No magic bullet for schools

All mayoral candidates running on promise to improve performance, but means are limited

August 27, 2007|By Sara Neufeld | Sara Neufeld,Sun Reporter

Second of three articles on issues in the campaign for mayor

Virtually all of Baltimore's mayoral candidates have made improving the public schools a central tenet of their campaigns, and with good reason: Voters rank education as one of the city's two most pressing issues, second only to crime.

Most of the seven Democratic candidates trying to unseat incumbent Sheila Dixon have proposed overhauling the way the system is governed, replacing the existing school board either with an elected board or with mayoral control.

But under any governance structure, it is the system's chief executive officer - not the mayor - who runs the daily operations of the schools. And none of the campaign promises amounts to the silver bullet necessary to fix the problems that have beset the city schools for decades, from a low graduation rate to an ongoing special education lawsuit.

"Currently, it's difficult to put direct responsibility on the mayor when the mayor does not have the day-to-day responsibility," said Donald C. Fry, president and chief executive officer of the Greater Baltimore Committee, a prominent organization of business and civic leaders.

Under the existing structure, the mayor's power is limited to appointing the school board along with the governor and signing off on the annual operating budget.

Yet in every election cycle, mayors campaign on the successes of the city's schools, and their political rivals take them to task for educational failures. In last year's gubernatorial race, then-Mayor Martin O'Malley campaigned on the city's rising elementary school test scores. Then-Gov. Robert L. Ehrlich Jr., whom O'Malley defeated, backed a failed plan for outside takeovers of 11 middle and high schools.

There's no dispute that the health of a city and the health of its public school system are inextricably intertwined. And a large part of any mayor's job is making the city a place where families will come and stay - and the quality of public schools is often a key factor in those decisions.

For years, young professionals have moved to the suburbs when the time came for their children to enroll in school. Those with financial means, including O'Malley and Dixon, have sent their kids to private schools.

Baltimore has a handful of well-regarded public schools that keep middle-class families living in the city. They include Roland Park Elementary/Middle, Mount Washington Elementary and a crop of elite magnet high schools: Polytechnic Institute, City College, Western High and the School for the Arts. In the past few years, some of the city's new charter schools - public schools that operate independently - have also drawn families with the means to go elsewhere.

In the coming years, the city is aiming to attract some of the thousands of people who will be moving to Maryland as part of the nation's reshuffling of its military bases. Andres Alonso, the new chief executive officer of the city schools, recently told a subcommittee studying family recruitment that its plan should focus more on improving city education.

In a Sun poll last month of likely voters in the Sept. 11 Democratic primary, respondents asked to grade the city schools gave the system an average mark of D-plus, with 42 percent selecting D or F.

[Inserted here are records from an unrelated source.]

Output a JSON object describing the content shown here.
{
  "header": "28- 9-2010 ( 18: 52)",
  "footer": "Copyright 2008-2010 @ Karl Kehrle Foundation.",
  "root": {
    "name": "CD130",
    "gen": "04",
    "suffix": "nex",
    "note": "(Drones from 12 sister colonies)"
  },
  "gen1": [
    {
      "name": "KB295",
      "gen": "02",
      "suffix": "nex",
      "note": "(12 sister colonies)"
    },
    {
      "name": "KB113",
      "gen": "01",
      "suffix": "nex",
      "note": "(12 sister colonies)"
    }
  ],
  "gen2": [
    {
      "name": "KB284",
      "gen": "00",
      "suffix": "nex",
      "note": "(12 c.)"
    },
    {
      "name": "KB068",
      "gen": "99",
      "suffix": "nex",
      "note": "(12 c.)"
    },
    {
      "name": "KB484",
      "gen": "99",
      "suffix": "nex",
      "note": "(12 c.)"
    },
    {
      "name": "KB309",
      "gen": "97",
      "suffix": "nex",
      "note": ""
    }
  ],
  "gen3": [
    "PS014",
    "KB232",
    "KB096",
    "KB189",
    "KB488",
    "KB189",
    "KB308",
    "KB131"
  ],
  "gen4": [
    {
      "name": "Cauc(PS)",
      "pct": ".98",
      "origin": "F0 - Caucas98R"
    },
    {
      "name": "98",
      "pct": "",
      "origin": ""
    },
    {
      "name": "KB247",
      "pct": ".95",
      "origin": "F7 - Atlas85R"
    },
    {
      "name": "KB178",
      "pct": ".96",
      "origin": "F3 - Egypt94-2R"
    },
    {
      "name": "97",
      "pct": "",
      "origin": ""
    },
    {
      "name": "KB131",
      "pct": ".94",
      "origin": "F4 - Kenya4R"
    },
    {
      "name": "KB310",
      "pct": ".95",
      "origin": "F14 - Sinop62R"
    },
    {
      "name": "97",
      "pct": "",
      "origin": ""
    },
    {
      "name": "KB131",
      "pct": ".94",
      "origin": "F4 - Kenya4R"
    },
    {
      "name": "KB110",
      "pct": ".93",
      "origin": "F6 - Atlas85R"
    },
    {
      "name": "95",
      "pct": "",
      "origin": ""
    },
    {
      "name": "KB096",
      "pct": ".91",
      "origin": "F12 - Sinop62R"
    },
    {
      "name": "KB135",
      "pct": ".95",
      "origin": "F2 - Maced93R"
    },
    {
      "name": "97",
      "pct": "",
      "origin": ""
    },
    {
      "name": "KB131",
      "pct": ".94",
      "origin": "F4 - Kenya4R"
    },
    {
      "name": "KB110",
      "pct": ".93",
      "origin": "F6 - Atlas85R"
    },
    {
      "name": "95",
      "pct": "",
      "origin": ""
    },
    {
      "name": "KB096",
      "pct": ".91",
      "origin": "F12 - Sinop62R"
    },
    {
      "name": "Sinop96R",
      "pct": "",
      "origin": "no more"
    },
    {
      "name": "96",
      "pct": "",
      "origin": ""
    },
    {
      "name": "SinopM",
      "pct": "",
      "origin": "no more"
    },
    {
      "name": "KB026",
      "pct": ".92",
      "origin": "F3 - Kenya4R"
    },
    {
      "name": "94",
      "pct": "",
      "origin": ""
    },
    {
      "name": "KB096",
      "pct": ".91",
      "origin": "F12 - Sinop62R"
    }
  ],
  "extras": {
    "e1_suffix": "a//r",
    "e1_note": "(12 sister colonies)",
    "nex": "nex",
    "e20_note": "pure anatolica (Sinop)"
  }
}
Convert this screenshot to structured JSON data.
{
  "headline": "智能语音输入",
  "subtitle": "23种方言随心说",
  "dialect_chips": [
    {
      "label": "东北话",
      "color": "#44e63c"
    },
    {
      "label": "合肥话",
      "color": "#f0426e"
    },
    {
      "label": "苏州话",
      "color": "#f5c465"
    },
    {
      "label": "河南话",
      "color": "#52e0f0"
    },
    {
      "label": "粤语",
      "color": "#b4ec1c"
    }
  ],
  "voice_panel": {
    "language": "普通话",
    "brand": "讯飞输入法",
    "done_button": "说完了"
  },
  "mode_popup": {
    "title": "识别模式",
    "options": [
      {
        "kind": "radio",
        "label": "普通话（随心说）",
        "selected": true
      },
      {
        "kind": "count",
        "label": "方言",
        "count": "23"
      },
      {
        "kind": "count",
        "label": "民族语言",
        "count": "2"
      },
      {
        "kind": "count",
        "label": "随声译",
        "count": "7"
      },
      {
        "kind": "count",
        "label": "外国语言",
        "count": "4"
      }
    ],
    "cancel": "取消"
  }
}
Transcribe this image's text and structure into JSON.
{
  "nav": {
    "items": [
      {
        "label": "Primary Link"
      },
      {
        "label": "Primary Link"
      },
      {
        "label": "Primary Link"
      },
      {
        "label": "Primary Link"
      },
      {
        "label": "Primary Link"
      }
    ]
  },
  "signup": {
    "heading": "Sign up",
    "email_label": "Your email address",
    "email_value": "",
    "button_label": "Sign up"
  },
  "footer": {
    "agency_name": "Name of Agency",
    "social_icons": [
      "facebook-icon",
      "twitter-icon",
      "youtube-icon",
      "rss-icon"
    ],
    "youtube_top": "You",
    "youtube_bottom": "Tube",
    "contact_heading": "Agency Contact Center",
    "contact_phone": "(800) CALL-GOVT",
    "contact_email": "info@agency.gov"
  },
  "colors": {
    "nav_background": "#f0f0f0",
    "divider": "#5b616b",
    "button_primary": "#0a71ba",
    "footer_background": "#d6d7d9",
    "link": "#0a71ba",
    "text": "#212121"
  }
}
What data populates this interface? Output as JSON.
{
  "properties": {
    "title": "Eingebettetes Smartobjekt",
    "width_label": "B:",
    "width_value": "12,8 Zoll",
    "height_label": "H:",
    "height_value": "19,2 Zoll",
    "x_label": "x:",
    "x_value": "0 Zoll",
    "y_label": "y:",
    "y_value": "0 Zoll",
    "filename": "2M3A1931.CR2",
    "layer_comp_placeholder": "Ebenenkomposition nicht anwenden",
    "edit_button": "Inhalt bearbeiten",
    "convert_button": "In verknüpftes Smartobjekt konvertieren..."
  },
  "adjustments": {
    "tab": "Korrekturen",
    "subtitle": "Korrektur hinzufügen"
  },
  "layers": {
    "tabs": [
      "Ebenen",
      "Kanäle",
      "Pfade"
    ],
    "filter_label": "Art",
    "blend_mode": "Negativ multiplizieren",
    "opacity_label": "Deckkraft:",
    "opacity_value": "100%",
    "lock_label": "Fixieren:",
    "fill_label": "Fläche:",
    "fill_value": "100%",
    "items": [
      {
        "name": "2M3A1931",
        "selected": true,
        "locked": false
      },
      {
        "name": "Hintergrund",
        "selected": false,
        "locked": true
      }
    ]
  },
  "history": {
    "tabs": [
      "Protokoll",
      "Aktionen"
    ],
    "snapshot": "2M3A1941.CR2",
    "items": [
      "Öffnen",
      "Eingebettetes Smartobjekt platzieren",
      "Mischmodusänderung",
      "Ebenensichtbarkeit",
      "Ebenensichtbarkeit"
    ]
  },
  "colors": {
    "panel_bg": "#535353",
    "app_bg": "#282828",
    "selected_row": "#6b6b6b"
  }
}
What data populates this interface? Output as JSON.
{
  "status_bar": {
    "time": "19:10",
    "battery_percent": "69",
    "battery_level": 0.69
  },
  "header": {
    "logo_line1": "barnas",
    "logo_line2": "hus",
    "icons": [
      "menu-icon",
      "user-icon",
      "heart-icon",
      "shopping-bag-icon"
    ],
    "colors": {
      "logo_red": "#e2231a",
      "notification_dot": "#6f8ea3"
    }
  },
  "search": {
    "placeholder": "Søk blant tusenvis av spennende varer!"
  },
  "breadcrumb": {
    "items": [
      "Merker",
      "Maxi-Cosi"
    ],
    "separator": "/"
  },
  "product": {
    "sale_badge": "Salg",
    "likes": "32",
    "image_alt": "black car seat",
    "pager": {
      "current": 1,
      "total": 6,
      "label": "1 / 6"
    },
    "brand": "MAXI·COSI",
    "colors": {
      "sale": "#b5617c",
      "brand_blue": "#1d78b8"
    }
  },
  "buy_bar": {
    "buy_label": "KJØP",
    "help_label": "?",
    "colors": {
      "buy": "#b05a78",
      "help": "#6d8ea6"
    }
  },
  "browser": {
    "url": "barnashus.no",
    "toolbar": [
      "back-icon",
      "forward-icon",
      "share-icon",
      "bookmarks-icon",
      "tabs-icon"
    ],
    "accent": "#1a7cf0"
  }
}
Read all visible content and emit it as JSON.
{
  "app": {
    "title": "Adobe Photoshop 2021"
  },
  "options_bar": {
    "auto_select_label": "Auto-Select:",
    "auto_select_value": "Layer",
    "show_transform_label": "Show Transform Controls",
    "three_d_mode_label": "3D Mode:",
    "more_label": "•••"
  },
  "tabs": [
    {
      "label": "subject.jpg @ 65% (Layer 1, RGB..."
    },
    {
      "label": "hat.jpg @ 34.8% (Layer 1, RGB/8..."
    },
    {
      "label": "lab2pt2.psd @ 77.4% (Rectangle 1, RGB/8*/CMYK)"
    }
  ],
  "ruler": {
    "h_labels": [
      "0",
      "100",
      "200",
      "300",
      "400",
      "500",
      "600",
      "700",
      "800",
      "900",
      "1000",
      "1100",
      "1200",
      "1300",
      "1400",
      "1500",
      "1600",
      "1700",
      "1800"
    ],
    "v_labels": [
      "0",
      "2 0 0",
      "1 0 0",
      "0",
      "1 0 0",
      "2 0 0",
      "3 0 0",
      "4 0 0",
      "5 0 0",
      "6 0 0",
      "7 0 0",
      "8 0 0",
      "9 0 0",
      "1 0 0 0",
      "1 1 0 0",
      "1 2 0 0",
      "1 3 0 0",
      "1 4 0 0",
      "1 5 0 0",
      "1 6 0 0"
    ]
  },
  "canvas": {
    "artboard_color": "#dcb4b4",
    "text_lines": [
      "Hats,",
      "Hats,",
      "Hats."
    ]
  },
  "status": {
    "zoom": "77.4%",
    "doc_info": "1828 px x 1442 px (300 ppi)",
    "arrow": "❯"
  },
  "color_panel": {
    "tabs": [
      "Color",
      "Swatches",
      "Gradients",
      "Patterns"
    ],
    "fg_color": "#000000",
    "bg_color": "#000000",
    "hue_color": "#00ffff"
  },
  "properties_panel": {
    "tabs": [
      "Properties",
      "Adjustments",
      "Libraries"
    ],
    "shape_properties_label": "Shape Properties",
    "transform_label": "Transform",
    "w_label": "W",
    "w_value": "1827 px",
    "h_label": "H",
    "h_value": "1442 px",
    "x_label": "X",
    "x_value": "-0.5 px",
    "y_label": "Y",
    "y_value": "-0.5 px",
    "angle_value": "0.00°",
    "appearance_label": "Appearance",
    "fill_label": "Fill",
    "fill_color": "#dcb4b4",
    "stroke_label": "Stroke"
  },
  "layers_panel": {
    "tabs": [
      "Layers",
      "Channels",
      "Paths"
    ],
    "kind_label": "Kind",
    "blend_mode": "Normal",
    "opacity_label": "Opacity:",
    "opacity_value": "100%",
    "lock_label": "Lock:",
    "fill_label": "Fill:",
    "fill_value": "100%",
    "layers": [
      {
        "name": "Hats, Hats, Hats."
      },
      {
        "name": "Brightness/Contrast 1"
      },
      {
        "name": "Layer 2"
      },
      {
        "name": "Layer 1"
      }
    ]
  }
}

More than four in 10 of the poll respondents said the mayor should have more control over the city schools, with 20 percent saying they like the current structure, 19 percent saying the state should take over, and 20 percent unsure.

Until a decade ago, the Baltimore school system was an agency of city government, and the mayor had ultimate responsibility. Then in 1997, the city reluctantly ceded partial control to the state in exchange for increased funding - a structure that many of Dixon's challengers contend has left neither party accountable. When the school system suffered a financial meltdown in 2003, state officials blamed the city for failing to monitor the schools adequately, and the city blamed the state.

Now, City Councilman Keiffer J. Mitchell Jr. - who was in second place to Dixon in last month's poll of likely primary voters - wants to return to mayoral control, a popular move in many big cities in recent years.

"Under mayoral control, you will have accountability," Mitchell said in a recent interview, calling the city-state partnership a "farce." He said he advocates a system similar to New York City's, where a chancellor reports to the mayor and the school board serves in an advisory capacity only.

But some education advocates say that reverting to mayoral control is unrealistic - and it didn't work the first time Baltimore tried it.

In the system's $1.1 billion budget for the current fiscal year, the state is paying $818 million, compared with $208 million from the city and $138 million from the federal government. That makes the state's share of the budget the largest of any jurisdiction in Maryland.